Lesson 3 - Why does data augmentation still result in the same number of samples?

patrick_loginow · December 5, 2017, 2:47am

Hi Everyone,

(This is my first post to this forum so hopefully I did this correctly)

I noticed in the video lecture 3 that the when Jeremy used data augmentation and reran the learning it still reported the same number of samples as in the earlier run. My understanding of data augmentation is that it would “augment” the data set so you could effectively increase the volume of your data set without actually having to collect more data from an external source. As such, I expected that the data augmentation would result in a larger training set. So for example if the augmentation was tilting the image by a certain angle I would expect the training to be done on both the tilted and untilted image. Why is it that we don’t continue to retain the original image in the for the training?

Thank you,
Patrick

Nell · December 5, 2017, 4:04am

If i remember correctly, it does do that for fast ai but i couldnt find that in the code. However to answer your question, data augmentation not only helps in getting more data but helps the model generalize better by preventing the model from learning too much from the data (also known as overfitting). This means that your model will perform better on the unseen data or future data that may not be perfectly curated like your training data.

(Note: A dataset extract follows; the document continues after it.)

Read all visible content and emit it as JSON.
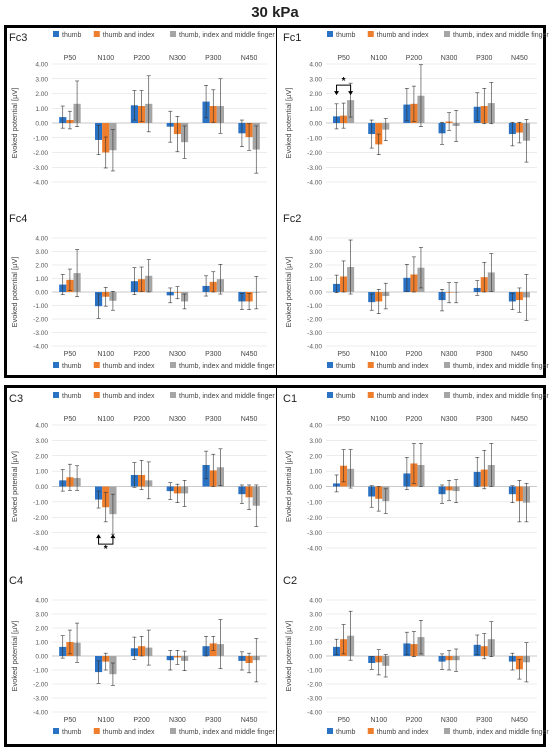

A good example comes from image recognition. You can curate the data easily for training but the normal images that you get online or some images that people click may not be centered or have an angle depending on how they hold the camera. This helps the model in predicting these type of real world images much better.

pietz · December 5, 2017, 9:51am

I believe @Nell missed the main point.

The reason the number of samples stays the same is because the augmentation is done live during training. Imagine a black box that randomly augments a single image depending on the parameters you specified. This box is added to your pipeline. So for every single image you randomly change it every time depending on your augmentation settings, instead of adding all images in 20 different ways to your dataset.

patrick_loginow · December 6, 2017, 3:22pm

Thank you for this explanation. I thought that might be the reason - it just seemed weird to me that it would still report the number of samples as the raw number of samples and not the total including augmentation (for example you were to try to compute the training time per sample it would make a big difference if augmentation was happening behind the scenes or not).

Thank you,
Patrick

Yamano · December 6, 2017, 6:31pm

It actually generates only the augmented samples, the original image will actually never be part of the training anymore (Unless it happens to randomize very close-to-zero values for the augmentation).
So each image appears exactly once in every epoch with some augmentation as your setting so it’s the same number of samples.

nesaboz · January 19, 2023, 6:27pm

Well true, unless one uses torchvision.transforms.RandomApply.